Afrique du Sud : Africa Data Centres renforce les performances de ses infrastructures
mardi 14 avril 2026
Avec l’accélération de la transformation numérique sur le continent, les besoins en infrastructures numériques de qualité s’accroissent. Les entreprises africaines se mettent à niveau pour fournir des services performants à leurs clients.
L’opérateur panafricain de centres de données, Africa Data Centres, a annoncé, lundi 13 avril, le renforcement de son dispositif en Afrique du Sud à travers la signature d’un partenariat avec Oni-Tel Fibre Networks, un fournisseur sud-africain de fibre optique.
L’objectif est d’améliorer les performances de ses infrastructures en optimisant la connectivité entre ses différents centres de données situés dans la région du Gauteng.
Le partenariat repose sur l’intégration de la plateforme Infinity d’Oni-Tel, un réseau de fibre optique conçu pour assurer des connexions à faible latence et à haute capacité entre plusieurs sites simultanément. Concrètement, cette interconnexion renforcée vise à fluidifier la circulation des données, tout en améliorant la résilience et la sécurité du réseau.
« Alors que les entreprises accélèrent leur adoption du cloud, le déploiement de l’IA ainsi que des charges de travail gourmandes en données, elles ont besoin d’une connectivité fiable et évolutive au sein de centres de données locaux de confiance. En nous associant à Oni-Tel, nous offrons à nos clients l’accès à une infrastructure de fibre optique améliorée qui soutient leur croissance et leur innovation », a déclaré Adil El Youssefi, PDG d’Africa Data Centres.

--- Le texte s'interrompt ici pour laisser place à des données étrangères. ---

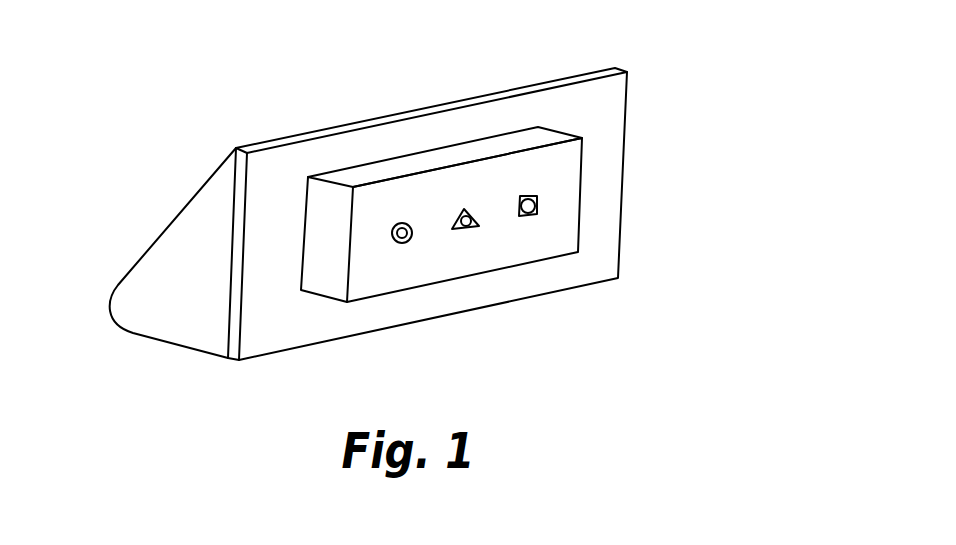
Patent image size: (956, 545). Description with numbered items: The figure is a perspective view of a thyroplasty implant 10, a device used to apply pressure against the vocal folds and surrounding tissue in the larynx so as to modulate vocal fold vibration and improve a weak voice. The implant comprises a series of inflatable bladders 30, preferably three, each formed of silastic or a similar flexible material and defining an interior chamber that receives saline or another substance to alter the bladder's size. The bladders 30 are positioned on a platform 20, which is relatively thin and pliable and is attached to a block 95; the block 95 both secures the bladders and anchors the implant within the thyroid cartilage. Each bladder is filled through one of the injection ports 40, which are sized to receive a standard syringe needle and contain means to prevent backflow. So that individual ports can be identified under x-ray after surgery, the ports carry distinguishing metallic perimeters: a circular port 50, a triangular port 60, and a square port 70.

The thyroplasty implant 10 is at (421, 193).
The platform 20 is at (583, 162).
The inflatable bladders 30 is at (160, 268).
The injection ports 40 is at (507, 185).
The circular port 50 is at (397, 222).
The triangular port 60 is at (463, 209).
The square port 70 is at (527, 195).
The block 95 is at (598, 67).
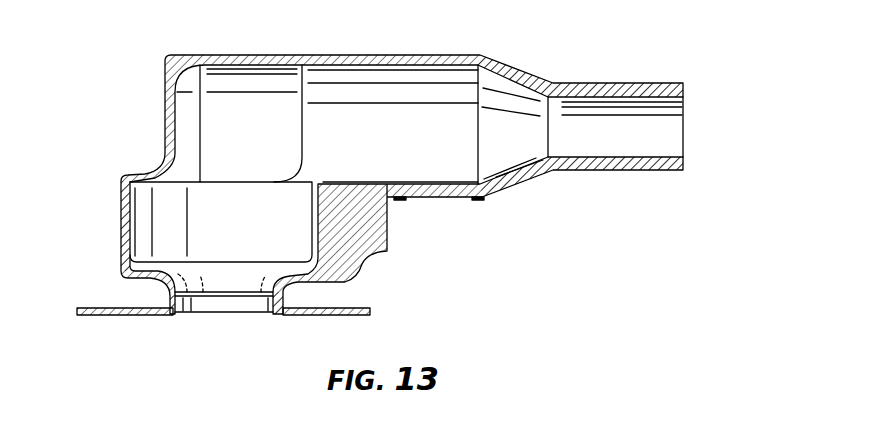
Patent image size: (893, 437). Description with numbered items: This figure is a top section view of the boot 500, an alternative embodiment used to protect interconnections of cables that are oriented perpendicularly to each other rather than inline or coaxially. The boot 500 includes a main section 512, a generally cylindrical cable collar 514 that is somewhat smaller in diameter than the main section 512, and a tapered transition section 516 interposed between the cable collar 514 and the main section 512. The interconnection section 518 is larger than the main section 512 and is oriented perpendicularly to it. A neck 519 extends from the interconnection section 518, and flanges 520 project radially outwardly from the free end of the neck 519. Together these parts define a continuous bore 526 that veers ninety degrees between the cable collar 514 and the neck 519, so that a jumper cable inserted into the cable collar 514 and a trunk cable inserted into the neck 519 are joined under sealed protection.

The boot 500 is at (703, 126).
The main section 512 is at (333, 56).
The cable collar 514 is at (646, 92).
The tapered transition section 516 is at (518, 75).
The interconnection section 518 is at (122, 245).
The neck 519 is at (170, 300).
The flanges 520 is at (107, 318).
The bore 526 is at (628, 134).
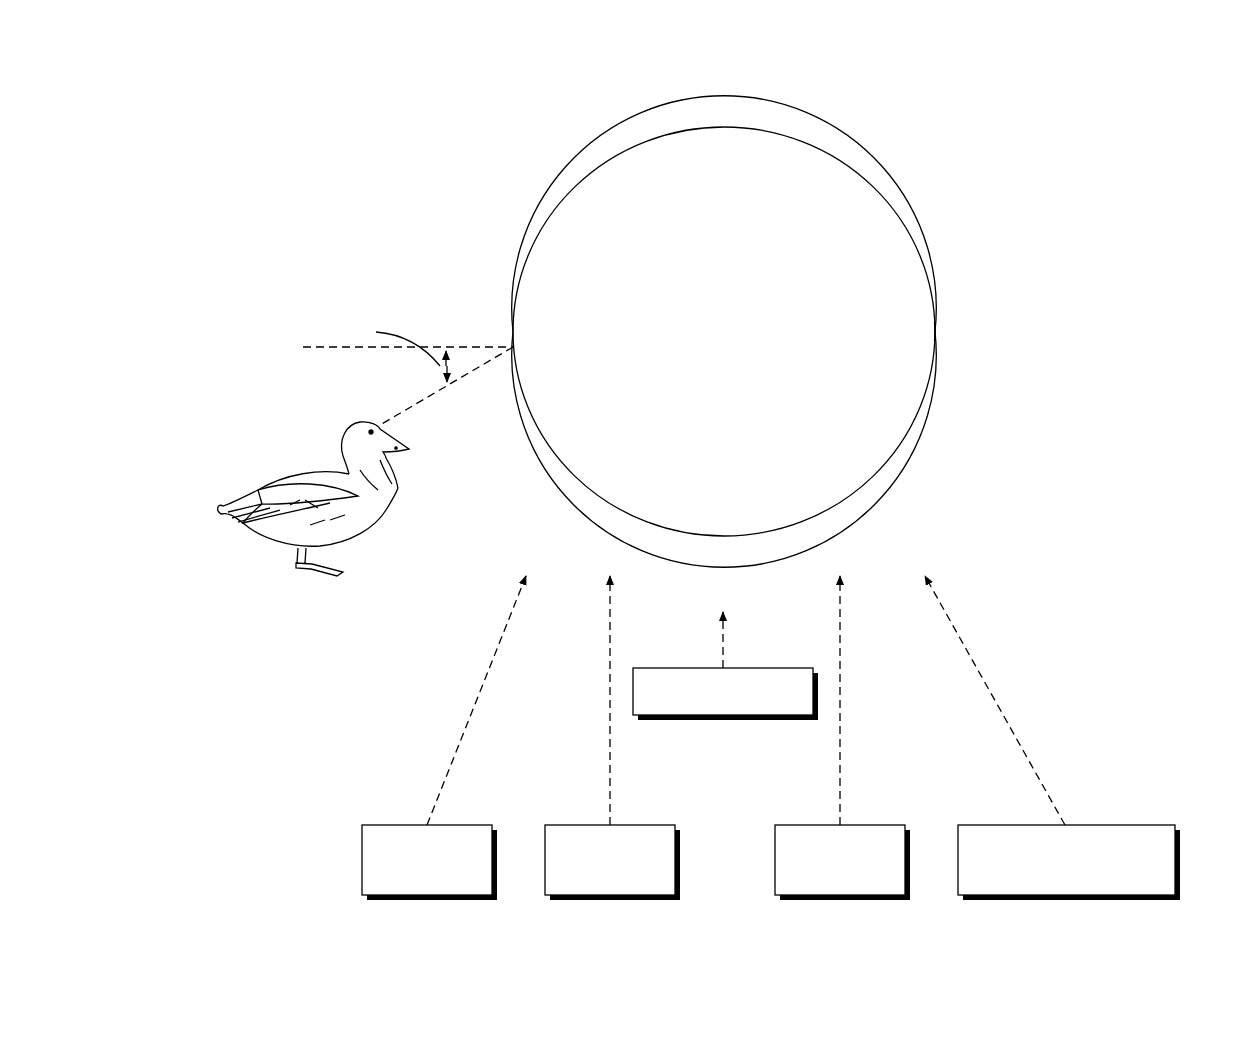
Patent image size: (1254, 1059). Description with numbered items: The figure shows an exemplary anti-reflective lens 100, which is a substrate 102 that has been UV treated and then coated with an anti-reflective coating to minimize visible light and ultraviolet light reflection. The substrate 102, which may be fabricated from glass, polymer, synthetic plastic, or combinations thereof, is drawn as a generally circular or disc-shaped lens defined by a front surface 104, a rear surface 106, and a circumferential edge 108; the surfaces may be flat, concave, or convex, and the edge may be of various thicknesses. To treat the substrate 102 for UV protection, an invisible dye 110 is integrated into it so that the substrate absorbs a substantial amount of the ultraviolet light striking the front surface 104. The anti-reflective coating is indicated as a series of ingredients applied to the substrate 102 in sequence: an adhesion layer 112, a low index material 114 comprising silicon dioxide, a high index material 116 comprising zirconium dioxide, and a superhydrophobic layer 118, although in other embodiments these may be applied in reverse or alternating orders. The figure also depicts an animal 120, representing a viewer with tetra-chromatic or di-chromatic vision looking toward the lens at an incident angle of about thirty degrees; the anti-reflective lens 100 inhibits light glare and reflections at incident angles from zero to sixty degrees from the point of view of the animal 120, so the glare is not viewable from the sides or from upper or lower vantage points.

The anti-reflective lens 100 is at (244, 94).
The substrate 102 is at (931, 470).
The front surface 104 is at (924, 338).
The rear surface 106 is at (876, 163).
The circumferential edge 108 is at (823, 138).
The invisible dye 110 is at (688, 668).
The adhesion layer 112 is at (390, 825).
The low index material 114 is at (574, 825).
The high index material 116 is at (800, 825).
The superhydrophobic layer 118 is at (985, 825).
The animal 120 is at (362, 424).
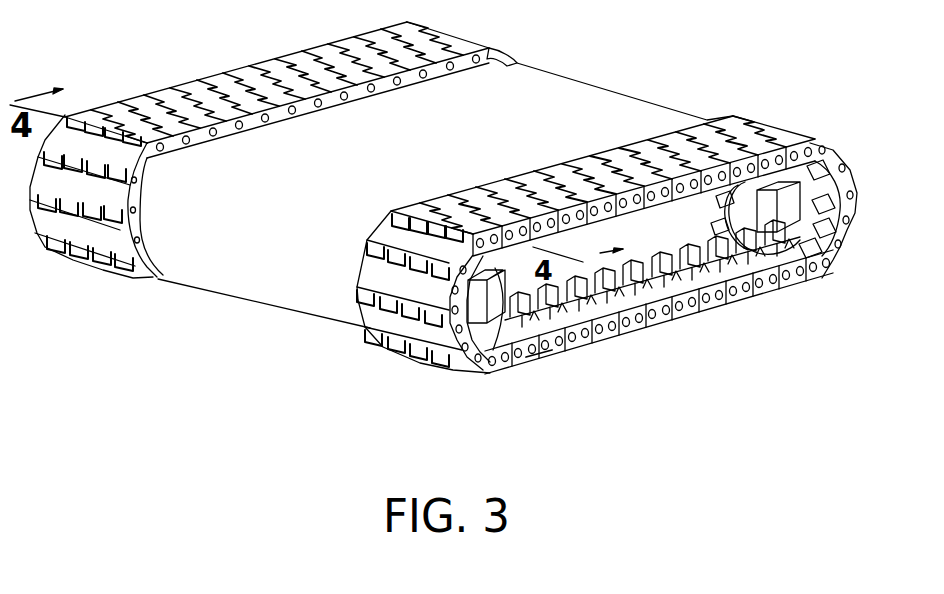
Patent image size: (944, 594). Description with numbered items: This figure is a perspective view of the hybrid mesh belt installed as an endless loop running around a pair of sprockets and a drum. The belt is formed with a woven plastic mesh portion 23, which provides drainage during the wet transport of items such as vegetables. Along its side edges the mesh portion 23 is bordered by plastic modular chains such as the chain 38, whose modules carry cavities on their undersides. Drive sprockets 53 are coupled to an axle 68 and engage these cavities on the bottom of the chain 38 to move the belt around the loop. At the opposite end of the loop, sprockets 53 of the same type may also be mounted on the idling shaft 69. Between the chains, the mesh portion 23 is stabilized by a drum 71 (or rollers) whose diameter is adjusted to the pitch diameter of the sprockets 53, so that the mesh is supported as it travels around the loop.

The mesh portion 23 is at (602, 88).
The chain 38 is at (191, 82).
The drive sprocket 53 is at (490, 368).
The axle 68 is at (788, 208).
The idling shaft 69 is at (547, 353).
The drum 71 is at (673, 308).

Ce partenariat intervient dans un marché en pleine effervescence. Selon un rapport publié en mars 2025 par Research and Markets, le marché africain des centres de données devrait passer de 3,49 milliards de dollars en 2024 à 6,81 milliards de dollars en 2030, tandis que la capacité opérationnelle du continent devrait bondir de 400 mégawatts à environ 1,3 gigawatt sur la même période. Un contexte qui attire les grandes multinationales telles qu’Oracle, Google ou Microsoft, qui investissent massivement sur le continent. Les opérateurs locaux comme Africa Data Centres font d’ailleurs face à la concurrence croissante de ces acteurs.
Pour les entreprises clientes, notamment dans les secteurs de la finance, des télécommunications et des services numériques, cette évolution se traduira par des temps de réponse plus rapides, une meilleure disponibilité des services et une plus grande flexibilité dans la gestion des données. Des atouts devenus décisifs à l’heure où les volumes de données explosent et où la souveraineté numérique s’impose comme un enjeu stratégique en Afrique.